The Personality Rights Challenge in India’s AI Era
Deepfakes, identity misuse and legal gaps drive celebrities and courts to forge new defences
The rapid arrival of deepfake technology and AI-driven identity manipulation has brought India’s fragile framework for personality rights into sharp focus.
In recent weeks, Bollywood personalities such as Aishwarya Rai Bachchan, Abhishek Bachchan and Karan Johar have sought judicial protection over the use of their names, likenesses, voices and persona.
Their cases highlight a broader, systemic challenge: how to guard individual identity in a digital world where imitation is easy and regulation is patchy.
Unlike jurisdictions such as the United States, where “publicity rights” are often codified, India has no standalone statute protecting personality or publicity rights.
Instead, courts have constructed a legal patchwork based on constitutional privacy, defamation, intellectual property and tort law.
As public figures push for stronger safeguards, the uncertainty and inconsistency of India’s legal regime are becoming increasingly exposed.
At the heart of the challenge lies the unique nature of AI-generated impersonation.
Deepfake content can replicate a person’s face, voice, expressions or mannerisms and deploy them dynamically in content that distorts consent or intent.
Traditional doctrines of copyright or trademark struggle to address these harms, especially when no underlying original work or commercial mark is involved.
Legal scholars argue that a broader “right of personality” must evolve to encompass non-commercial misuse, reputational damage, and identity cloning.
Current court interventions are notable but reactive.
The Delhi High Court recently granted interim injunctive relief to block websites misusing the identity of Aishwarya Rai and Abhishek Bachchan, ordering platforms to remove unauthorized content and restrain further exploitation.
These orders reflect a judicial willingness to protect dignity and reputation, but they also underscore the limitations of pursuing enforcement after harm has occurred.
Jurists and academics warn that piecemeal litigation cannot keep pace with technology.
India’s pending regulatory efforts—including proposed amendments to digital and AI laws to address manipulated content—must be matched by clear legislative standards.
These should cover who bears liability (creators, intermediaries, platforms), how affected persons can seek compensation, and how courts can assess irreparable harm in the digital medium.

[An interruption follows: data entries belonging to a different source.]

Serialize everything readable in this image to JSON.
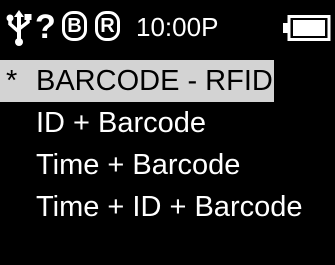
{
  "status_bar": {
    "usb_icon": "usb-icon",
    "help_glyph": "?",
    "badge_b": "B",
    "badge_r": "R",
    "time": "10:00P",
    "battery_icon": "battery-icon",
    "battery_level": 1.0
  },
  "menu": {
    "selected_marker": "*",
    "items": [
      {
        "label": "BARCODE - RFID",
        "selected": true
      },
      {
        "label": "ID + Barcode",
        "selected": false
      },
      {
        "label": "Time + Barcode",
        "selected": false
      },
      {
        "label": "Time + ID + Barcode",
        "selected": false
      }
    ]
  },
  "colors": {
    "background": "#000000",
    "text": "#ffffff",
    "selection_background": "#d3d3d3",
    "selection_text": "#000000"
  }
}
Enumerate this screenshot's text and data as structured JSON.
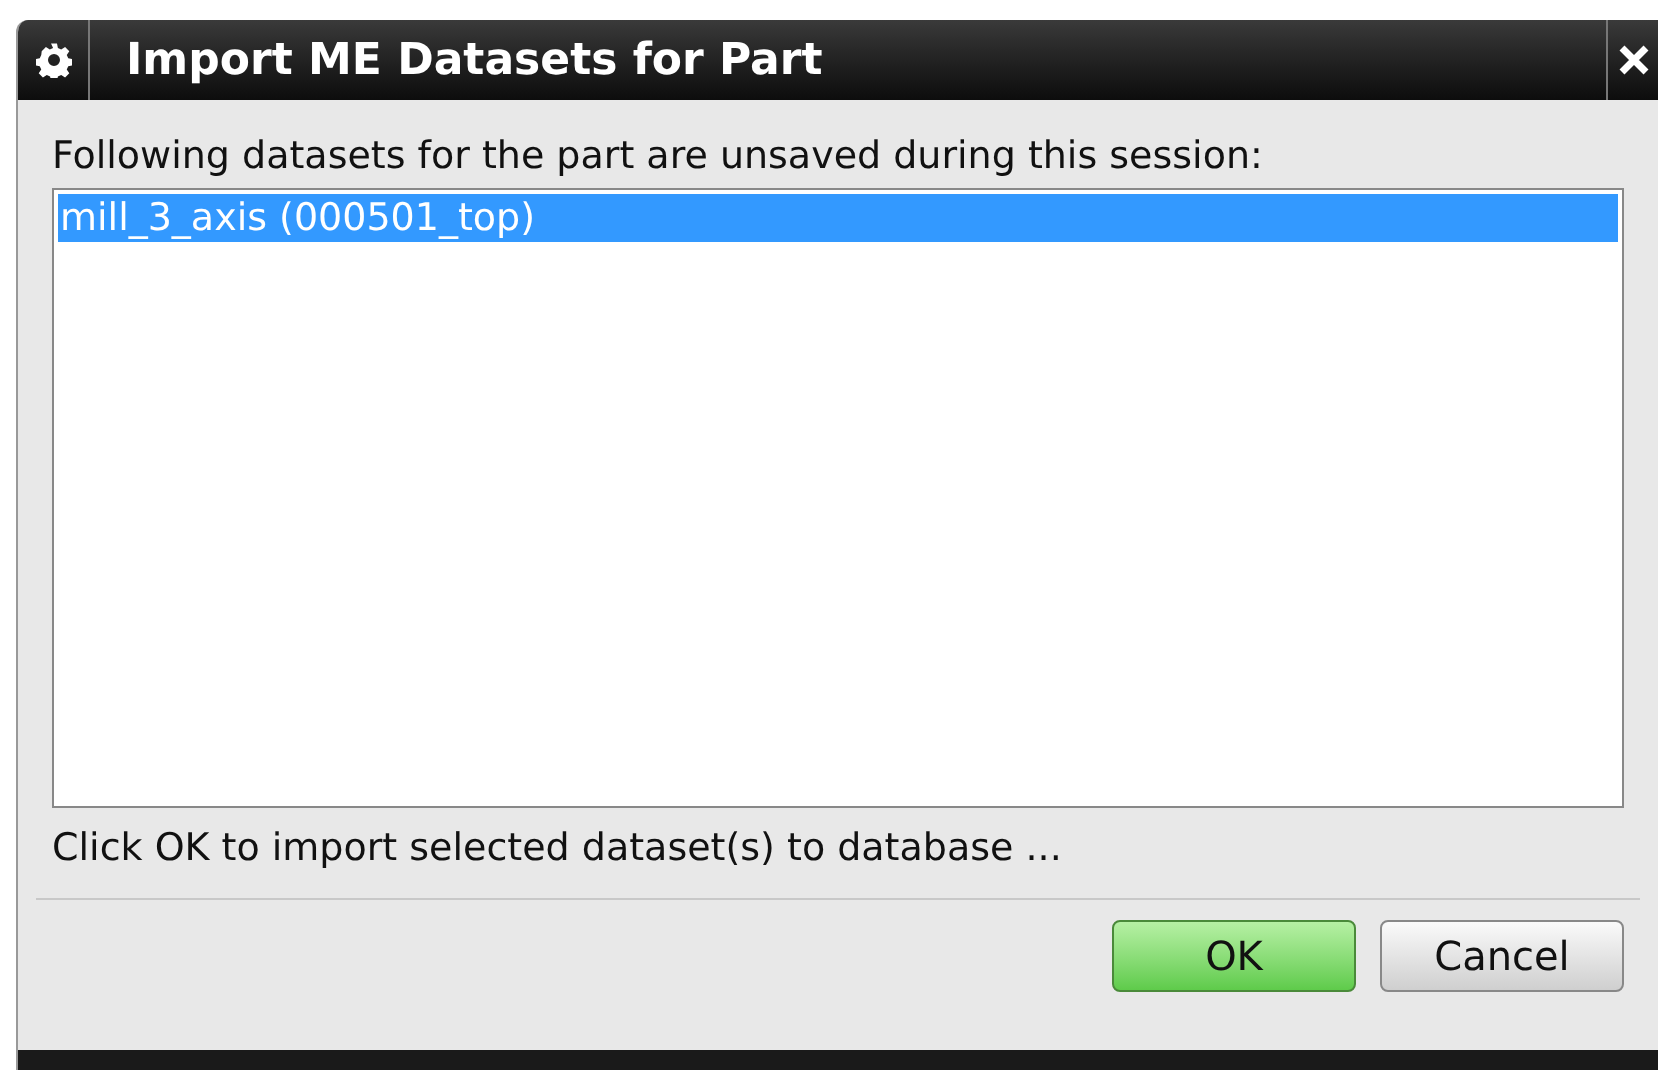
{
  "window": {
    "title": "Import ME Datasets for Part"
  },
  "message": "Following datasets for the part are unsaved during this session:",
  "datasets": [
    {
      "label": "mill_3_axis (000501_top)",
      "selected": true
    }
  ],
  "hint": "Click OK to import selected dataset(s) to database ...",
  "buttons": [
    {
      "label": "OK",
      "kind": "default"
    },
    {
      "label": "Cancel",
      "kind": "normal"
    }
  ]
}
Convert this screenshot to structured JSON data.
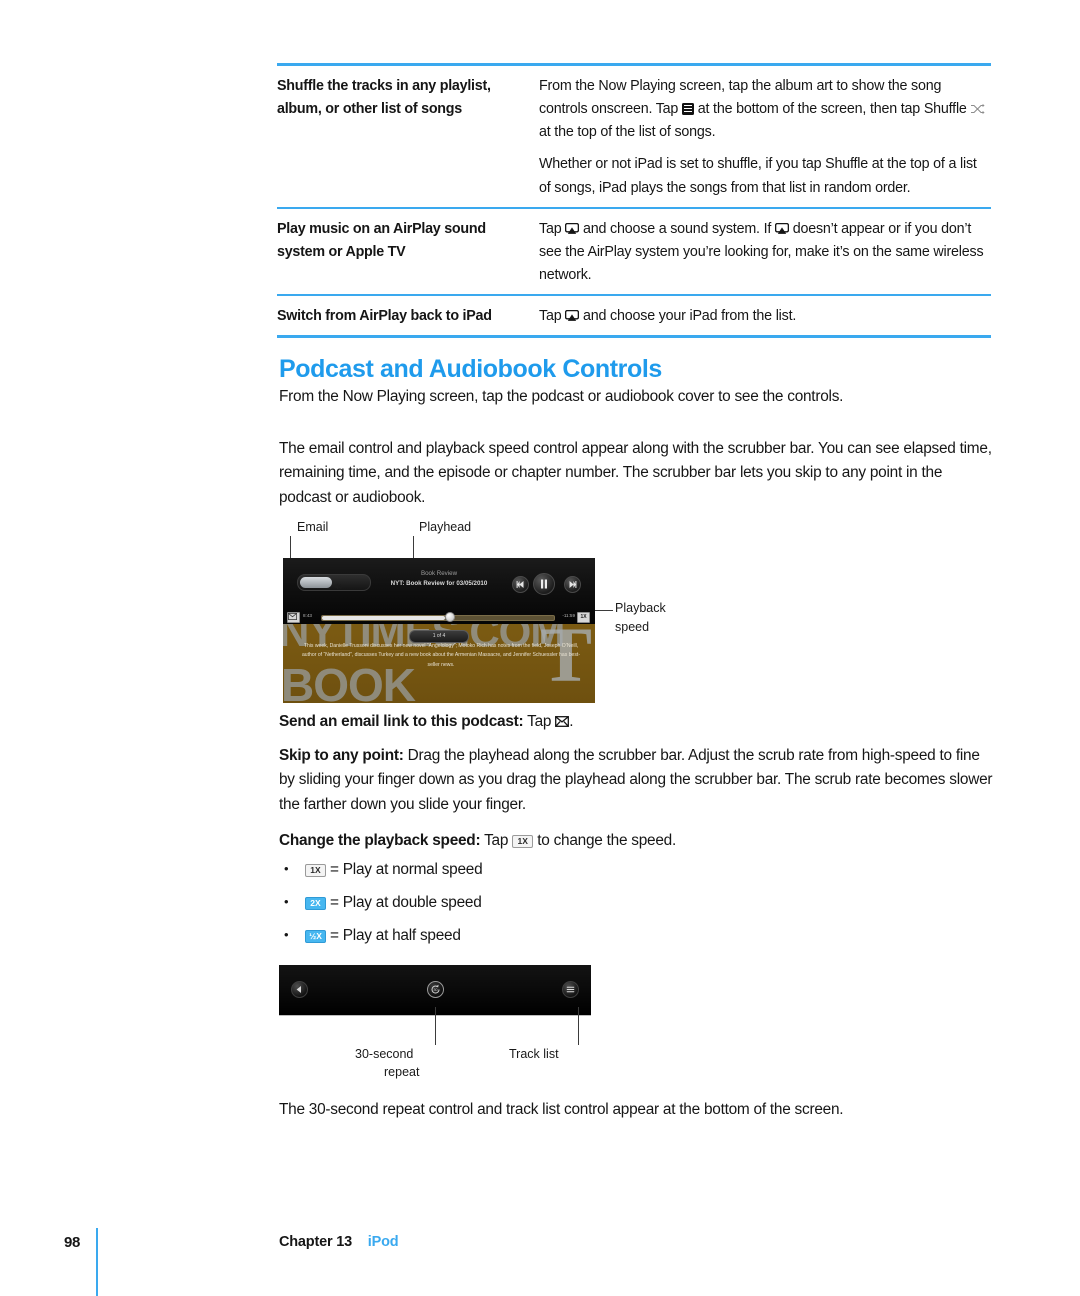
{
  "page": {
    "number": "98",
    "chapter_label": "Chapter 13",
    "section_label": "iPod",
    "accent_blue": "#3aa9ef",
    "heading_blue": "#1f9bec"
  },
  "table": {
    "rows": [
      {
        "task": "Shuffle the tracks in any playlist, album, or other list of songs",
        "steps": [
          "From the Now Playing screen, tap the album art to show the song controls onscreen. Tap  at the bottom of the screen, then tap Shuffle  at the top of the list of songs.",
          "Whether or not iPad is set to shuffle, if you tap Shuffle at the top of a list of songs, iPad plays the songs from that list in random order."
        ],
        "step1_a": "From the Now Playing screen, tap the album art to show the song controls onscreen. Tap",
        "step1_b": "at the bottom of the screen, then tap Shuffle",
        "step1_c": "at the top of the list of songs.",
        "step2": "Whether or not iPad is set to shuffle, if you tap Shuffle at the top of a list of songs, iPad plays the songs from that list in random order."
      },
      {
        "task": "Play music on an AirPlay sound system or Apple TV",
        "step_a": "Tap",
        "step_b": "and choose a sound system. If",
        "step_c": "doesn’t appear or if you don’t see the AirPlay system you’re looking for, make it’s on the same wireless network."
      },
      {
        "task": "Switch from AirPlay back to iPad",
        "step_a": "Tap",
        "step_b": "and choose your iPad from the list."
      }
    ]
  },
  "heading": "Podcast and Audiobook Controls",
  "paragraphs": {
    "intro": "From the Now Playing screen, tap the podcast or audiobook cover to see the controls.",
    "detail": "The email control and playback speed control appear along with the scrubber bar. You can see elapsed time, remaining time, and the episode or chapter number. The scrubber bar lets you skip to any point in the podcast or audiobook.",
    "closing": "The 30-second repeat control and track list control appear at the bottom of the screen."
  },
  "figure1": {
    "callouts": {
      "email": "Email",
      "playhead": "Playhead",
      "playback_speed_line1": "Playback",
      "playback_speed_line2": "speed"
    },
    "player": {
      "now_playing_title": "Book Review",
      "now_playing_subtitle": "NYT: Book Review for 03/05/2010",
      "elapsed": "8:43",
      "remaining": "-11:59",
      "speed_button": "1X",
      "chapter_indicator": "1 of 4",
      "cover_word_1": "NYTIMES.COM",
      "cover_word_2": "BOOK",
      "cover_mark": "T",
      "cover_blurb": "This week, Danielle Trussoni discusses her new novel “Angelology”;  Motoko Rich has notes from the field, Joseph O’Neill, author of “Netherland”, discusses  Turkey and a new book about the Armenian Massacre, and Jennifer Schuessler has best-seller news."
    }
  },
  "instructions": {
    "email_label": "Send an email link to this podcast:",
    "email_text_a": "Tap",
    "email_text_b": ".",
    "skip_label": "Skip to any point:",
    "skip_text": "Drag the playhead along the scrubber bar. Adjust the scrub rate from high-speed to fine by sliding your finger down as you drag the playhead along the scrubber bar. The scrub rate becomes slower the farther down you slide your finger.",
    "speed_label": "Change the playback speed:",
    "speed_text_a": "Tap",
    "speed_text_b": "to change the speed."
  },
  "speed_options": [
    {
      "chip": "1X",
      "text": "= Play at normal speed"
    },
    {
      "chip": "2X",
      "text": "= Play at double speed"
    },
    {
      "chip": "½X",
      "text": "= Play at half speed"
    }
  ],
  "figure2": {
    "callouts": {
      "repeat_line1": "30-second",
      "repeat_line2": "repeat",
      "track_list": "Track list"
    }
  }
}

Beyond legal reform, technical safeguards are also essential.
Industry and government must invest in detection tools, watermarking, and provenance verification to flag manipulated media.
Public awareness campaigns should teach citizens to recognize synthetic content.
Platforms need stronger notice-and-takedown systems tied to identity misuse claims.
Only a combination of legal, technological, and institutional tools can address the novel threats to identity in the AI age.
Celebrities’ battles in court may draw headlines, but the broader stakes encompass all individuals.
In a future where one’s face, voice or persona can be replicated without consent, the notion of personal autonomy, reputation and dignity is on trial.